SAN PEDRO, Laguna—University of the Philippines Los Baños (UPLB) professor emeritus Romulo Davide, 78, never fails to amaze people with his wit and passion to help poor farmers.
To his staff at the Farmer Scientists Training Program (FSTP), an extension program of the UPLB College of Agriculture that he has been heading since 2004, Davide is the type of boss “who really gets out of his office to give farmer training in the countryside.”
“Given his age, you’d see him get out of the car to push (the vehicle) when it breaks down. He even beats us when it comes to long hours of walk in the countryside,” said Guilly Valencia, a university researcher and FSTP staff member.

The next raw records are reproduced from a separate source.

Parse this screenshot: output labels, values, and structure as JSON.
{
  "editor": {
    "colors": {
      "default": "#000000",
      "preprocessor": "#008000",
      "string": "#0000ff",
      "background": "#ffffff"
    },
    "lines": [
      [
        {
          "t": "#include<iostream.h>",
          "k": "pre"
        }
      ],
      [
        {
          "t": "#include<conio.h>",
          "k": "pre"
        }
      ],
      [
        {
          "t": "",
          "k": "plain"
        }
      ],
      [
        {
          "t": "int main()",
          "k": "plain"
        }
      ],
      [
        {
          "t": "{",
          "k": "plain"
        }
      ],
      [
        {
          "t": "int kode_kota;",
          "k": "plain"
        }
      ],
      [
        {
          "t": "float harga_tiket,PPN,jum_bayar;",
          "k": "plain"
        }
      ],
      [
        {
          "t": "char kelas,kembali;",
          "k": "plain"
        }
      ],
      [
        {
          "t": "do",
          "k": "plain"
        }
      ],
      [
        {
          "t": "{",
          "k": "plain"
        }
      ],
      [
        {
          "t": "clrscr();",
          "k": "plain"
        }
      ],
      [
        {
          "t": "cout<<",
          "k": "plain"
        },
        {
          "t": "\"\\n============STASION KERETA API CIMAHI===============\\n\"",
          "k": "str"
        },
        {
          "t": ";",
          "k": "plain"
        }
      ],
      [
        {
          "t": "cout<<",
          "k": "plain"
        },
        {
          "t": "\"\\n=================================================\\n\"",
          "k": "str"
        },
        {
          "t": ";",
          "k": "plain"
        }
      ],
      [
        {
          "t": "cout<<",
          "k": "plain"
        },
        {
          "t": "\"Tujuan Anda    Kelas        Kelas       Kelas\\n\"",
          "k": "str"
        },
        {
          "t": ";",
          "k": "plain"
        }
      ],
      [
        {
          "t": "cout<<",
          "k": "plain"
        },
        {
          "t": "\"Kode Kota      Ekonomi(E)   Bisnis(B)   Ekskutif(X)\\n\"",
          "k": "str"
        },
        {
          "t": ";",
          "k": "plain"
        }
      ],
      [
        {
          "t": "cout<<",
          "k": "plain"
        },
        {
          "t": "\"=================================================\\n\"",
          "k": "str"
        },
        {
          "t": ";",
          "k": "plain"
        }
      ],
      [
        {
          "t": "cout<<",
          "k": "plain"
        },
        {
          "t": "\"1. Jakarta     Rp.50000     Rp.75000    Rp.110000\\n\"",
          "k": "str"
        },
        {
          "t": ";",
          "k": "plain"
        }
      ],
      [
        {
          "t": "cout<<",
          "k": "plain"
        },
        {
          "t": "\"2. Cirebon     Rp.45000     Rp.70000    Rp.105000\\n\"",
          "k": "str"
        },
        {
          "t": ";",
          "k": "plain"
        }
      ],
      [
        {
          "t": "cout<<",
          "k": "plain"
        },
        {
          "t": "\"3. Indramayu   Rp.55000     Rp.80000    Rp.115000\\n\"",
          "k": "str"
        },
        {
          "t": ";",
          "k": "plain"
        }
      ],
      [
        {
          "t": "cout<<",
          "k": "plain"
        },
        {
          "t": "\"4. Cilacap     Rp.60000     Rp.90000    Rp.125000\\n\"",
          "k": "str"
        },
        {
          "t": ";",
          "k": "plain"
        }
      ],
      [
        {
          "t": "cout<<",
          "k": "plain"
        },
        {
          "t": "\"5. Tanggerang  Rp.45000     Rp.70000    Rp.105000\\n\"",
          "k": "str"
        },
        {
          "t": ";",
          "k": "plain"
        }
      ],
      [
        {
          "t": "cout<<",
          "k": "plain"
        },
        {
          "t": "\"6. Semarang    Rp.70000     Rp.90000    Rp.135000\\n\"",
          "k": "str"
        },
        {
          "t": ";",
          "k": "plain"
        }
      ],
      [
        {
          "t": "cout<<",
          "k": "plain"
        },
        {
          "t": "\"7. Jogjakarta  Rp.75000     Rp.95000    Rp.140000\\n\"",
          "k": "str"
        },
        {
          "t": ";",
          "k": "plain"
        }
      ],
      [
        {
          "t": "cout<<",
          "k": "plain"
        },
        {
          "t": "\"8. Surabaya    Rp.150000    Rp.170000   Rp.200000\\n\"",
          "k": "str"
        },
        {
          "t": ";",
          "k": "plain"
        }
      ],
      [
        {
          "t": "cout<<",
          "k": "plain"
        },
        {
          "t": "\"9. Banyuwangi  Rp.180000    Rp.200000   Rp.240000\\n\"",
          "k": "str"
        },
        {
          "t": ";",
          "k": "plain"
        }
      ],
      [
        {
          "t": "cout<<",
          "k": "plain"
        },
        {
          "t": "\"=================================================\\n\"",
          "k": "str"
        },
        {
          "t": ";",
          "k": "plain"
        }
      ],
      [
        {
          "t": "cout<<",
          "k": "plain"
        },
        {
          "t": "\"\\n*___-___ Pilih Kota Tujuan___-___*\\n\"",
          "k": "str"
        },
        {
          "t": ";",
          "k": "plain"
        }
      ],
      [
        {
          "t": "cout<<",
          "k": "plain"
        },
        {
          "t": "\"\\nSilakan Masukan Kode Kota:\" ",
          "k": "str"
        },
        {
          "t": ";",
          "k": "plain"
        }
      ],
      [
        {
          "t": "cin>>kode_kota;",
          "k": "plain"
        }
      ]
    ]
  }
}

Davide, in fact, is the “low key” version of his more famous younger brother, retired Supreme Court Chief Justice Hilario Davide Jr., 76.
Professor Davide’s being “low profile” and approachable is also the reason farmers congregate around him whenever he is in the field, according to Valencia.
“He is like a movie star to them,” she said.
The FSTP is Davide’s brainchild to teach poor farmers low-cost and organic corn-farming techniques.
In 2008, then President Gloria Macapagal-Arroyo issued an executive order making FSTP a national government program under the Agricultural Training Institute of the Department of Agriculture.
Davide’s wife, Clara, 77, on July 25 said she was still trying to get hold of her husband by phone after a friend told her that Davide was among the recipients of the Ramon Magsaysay Award.
“Praise God, his hard work is recognized,” Clara said when contacted by phone.
Clara said it was her husband’s advocacy “to free the farmers from the bondage of poverty.”
“He wanted to teach the farmers who did not have access to technology in the universities,” she said.
Clara, a retired UPLB professor who specialized on dairy and food technology, said she saw how corn production of four tons per hectare in the provinces increased to five tons per hectare after FSTP.
“(Professor Davide) deserves the award. Even after he retired (as a professor) he continued working hard (with FSTP). It is also an honor to the UPLB,” added UPLB chancellor Rex Cruz.
In a phone interview Monday, Davide said the recognition gave him “mixed feelings of joy and accomplishment but (meant) more work to be done.”
He said the “challenge” continues to “bring the technology that we have to the farmers.”
Davide was born to a poor family in the remote village of Colawin in Argao, Cebu. As a boy, he and his brother, the former Chief Justice, grew up “tending the carabaos.”
“Our father said it was not the land that is barren, but the heads, so he sent me to Los Baños to study,” Davide said.
Davide took up agriculture majoring in plant pathology in UPLB. He earned his master’s degree in plant pathology at Oklahoma State University and his doctorate in nematology at North Carolina State University.
Davide said FSTP was being practiced in various sites all over the country, with more than 3,000 farmers trained under FSTP.
Even so, he said he did not consider retiring from helping poor farmers uplift their lives.